From Russia, No Love For Gay Athletes

The major controversy over the 2014 Winter Olympics, which will be held in Sochi, Russia, has so far been about whether there would be enough snow to hold sports that depend on it. But there’s another controversy brewing that involves the sexuality of athletes, as Russia’s government is considering legislation that would outlaw “homosexual propaganda,” meaning public events that promote LGBT rights and public displays of same-sex affection will be illegal.

The legislation has sparked concern among out athletes like New Zealand speedskater Blake Skjellerup, who told USA Today that he was concerned about the legislation. “I don’t want to have to tone myself down about who I am,” Skjellerup said. “That wasn’t very fun and there’s no way I’m going back in the closet. I just want to be myself and I hate to think that being myself would get me in trouble.”

Even if the legislation doesn’t pass (it is expected to), Russia has already taken steps to fight homosexuality in its society and at its Olympics. Last year, a Russian judge banned the national Olympic committee from setting up a Pride House, a feature of the past several Olympics that hosts LGBT athletes. A Pride House, the judge wrote, would “undermine the sovereignty and the territorial integrity of the Russian Federation” because it “contradict[s] the basics of public morality and the policy of the state in the area of family motherhood and childhood protection.” Meanwhile, an IOC spokesperson took a bold stand by telling USA Today that it was “too early for the IOC to comment on Russia’s proposed anti-gay legislation because it has not been voted on.”

There were 23 open athletes at the 2012 London Olympics, a sharp rise from the 10 that participated in Beijing in 2008. While they faced an atmosphere of tolerance in Britain, which approved marriage equality this week, their Winter counterparts won’t be greeted similarly.

The fault for that lies with the International Olympic Committee, which has shown little tolerance for racism (even though Russia is no saint in that department either) and sexism but has not fought for protections for gay athletes in the same manner. “We aren’t responsible for the running of or setting up of Houses,” an IOC representative said when the Pride House ruling was made. “So in this case it isn’t a decision of either us, or the organizing committee in Sochi. From our side, the IOC is an open organization and athletes of all orientations will be welcome at the Games.”

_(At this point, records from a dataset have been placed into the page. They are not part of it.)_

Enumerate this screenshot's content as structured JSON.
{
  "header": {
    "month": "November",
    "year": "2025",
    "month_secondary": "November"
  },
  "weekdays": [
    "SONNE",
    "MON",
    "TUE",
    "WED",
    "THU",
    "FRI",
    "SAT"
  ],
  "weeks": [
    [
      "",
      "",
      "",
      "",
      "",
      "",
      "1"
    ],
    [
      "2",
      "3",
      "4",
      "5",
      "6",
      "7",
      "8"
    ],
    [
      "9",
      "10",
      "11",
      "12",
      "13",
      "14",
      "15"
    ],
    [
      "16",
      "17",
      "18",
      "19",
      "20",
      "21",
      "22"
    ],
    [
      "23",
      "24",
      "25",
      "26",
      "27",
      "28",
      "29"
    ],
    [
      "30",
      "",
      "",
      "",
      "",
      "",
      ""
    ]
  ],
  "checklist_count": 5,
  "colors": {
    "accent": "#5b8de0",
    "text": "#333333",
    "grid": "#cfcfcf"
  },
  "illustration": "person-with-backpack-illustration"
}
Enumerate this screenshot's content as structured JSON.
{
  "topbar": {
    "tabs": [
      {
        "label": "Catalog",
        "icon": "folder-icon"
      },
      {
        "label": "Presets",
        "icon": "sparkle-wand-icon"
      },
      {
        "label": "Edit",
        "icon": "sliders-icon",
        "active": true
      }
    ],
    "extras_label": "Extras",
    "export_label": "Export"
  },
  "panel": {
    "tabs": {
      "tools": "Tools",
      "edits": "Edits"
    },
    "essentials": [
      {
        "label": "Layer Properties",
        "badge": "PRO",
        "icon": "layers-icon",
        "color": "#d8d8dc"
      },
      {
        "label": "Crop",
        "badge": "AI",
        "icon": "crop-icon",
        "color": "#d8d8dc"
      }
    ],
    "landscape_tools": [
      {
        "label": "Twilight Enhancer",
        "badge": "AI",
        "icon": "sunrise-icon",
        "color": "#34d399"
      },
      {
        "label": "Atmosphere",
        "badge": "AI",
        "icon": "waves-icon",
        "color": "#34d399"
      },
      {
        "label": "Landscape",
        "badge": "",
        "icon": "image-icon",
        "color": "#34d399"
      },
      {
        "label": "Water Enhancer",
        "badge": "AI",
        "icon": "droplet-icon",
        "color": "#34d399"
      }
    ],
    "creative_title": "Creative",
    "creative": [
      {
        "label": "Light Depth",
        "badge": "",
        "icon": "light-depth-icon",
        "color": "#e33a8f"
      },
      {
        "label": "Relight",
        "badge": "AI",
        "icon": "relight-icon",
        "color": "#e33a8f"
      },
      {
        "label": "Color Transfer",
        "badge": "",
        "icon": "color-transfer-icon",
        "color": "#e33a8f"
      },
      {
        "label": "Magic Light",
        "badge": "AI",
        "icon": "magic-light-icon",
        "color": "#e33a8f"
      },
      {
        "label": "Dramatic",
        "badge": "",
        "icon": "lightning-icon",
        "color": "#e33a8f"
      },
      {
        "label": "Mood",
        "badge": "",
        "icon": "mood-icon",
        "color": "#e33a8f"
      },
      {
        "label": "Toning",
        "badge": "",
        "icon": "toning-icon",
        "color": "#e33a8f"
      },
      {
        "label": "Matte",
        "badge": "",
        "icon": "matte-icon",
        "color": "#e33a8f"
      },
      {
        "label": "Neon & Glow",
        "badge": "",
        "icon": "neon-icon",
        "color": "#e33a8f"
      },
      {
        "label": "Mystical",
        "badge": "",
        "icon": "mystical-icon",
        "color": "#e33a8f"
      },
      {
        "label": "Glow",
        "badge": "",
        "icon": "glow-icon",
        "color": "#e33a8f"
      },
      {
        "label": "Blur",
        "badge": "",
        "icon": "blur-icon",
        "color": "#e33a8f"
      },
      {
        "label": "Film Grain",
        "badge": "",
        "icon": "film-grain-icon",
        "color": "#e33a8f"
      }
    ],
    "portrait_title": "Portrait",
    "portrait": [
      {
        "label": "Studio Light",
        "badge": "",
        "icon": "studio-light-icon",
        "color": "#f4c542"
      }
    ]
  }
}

Here, though, is what the IOC is responsible for:

The purpose of the Olympic Movement is to:
– link sport with culture and education;
– promote the practice of sport and the joy found in effort;
– help to build a better world through sport practised in a spirit of peace, excellence, friendship and respect.

That’s the Olympic Mission, one that is undermined by the IOC’s unwillingness to take a stand for the gay athletes that will be in Sochi. And the IOC isn’t alone. FIFA, soccer’s global governing body, awarded the 2018 men’s World Cup to Russia and the 2022 version to Qatar, one of 79 countries voted in favor of removing sexual orientation from a United Nations resolution condemning arbitrary executions last year. So three of world’s largest and most popular sporting events will take place in countries that are openly hostile to gay athletes and fans, and neither organization will bat an eye at that fact (FIFA president Sepp Blatter, in fact, drew outrage when he suggested in 2010 that gay fans in Russia and Qatar “should refrain from any sexual activities.”)

Organizations like FIFA and the IOC have played valuable roles in using their sports and their influence to make sports a more open and equitable place for people around the world. The IOC’s insistence that all countries include women in their delegations to the London Olympics broke barriers in countries like Saudi Arabia, while FIFA’s Football for Hope program has been used to expand access to the sport, education, and public health across poorer African nations. Both organizations have in the past been agents of social good, which makes it so much more of a shame that they refuse to take stands to protect the rights of gay, lesbian, bisexual, and transgendered athletes and fans they serve.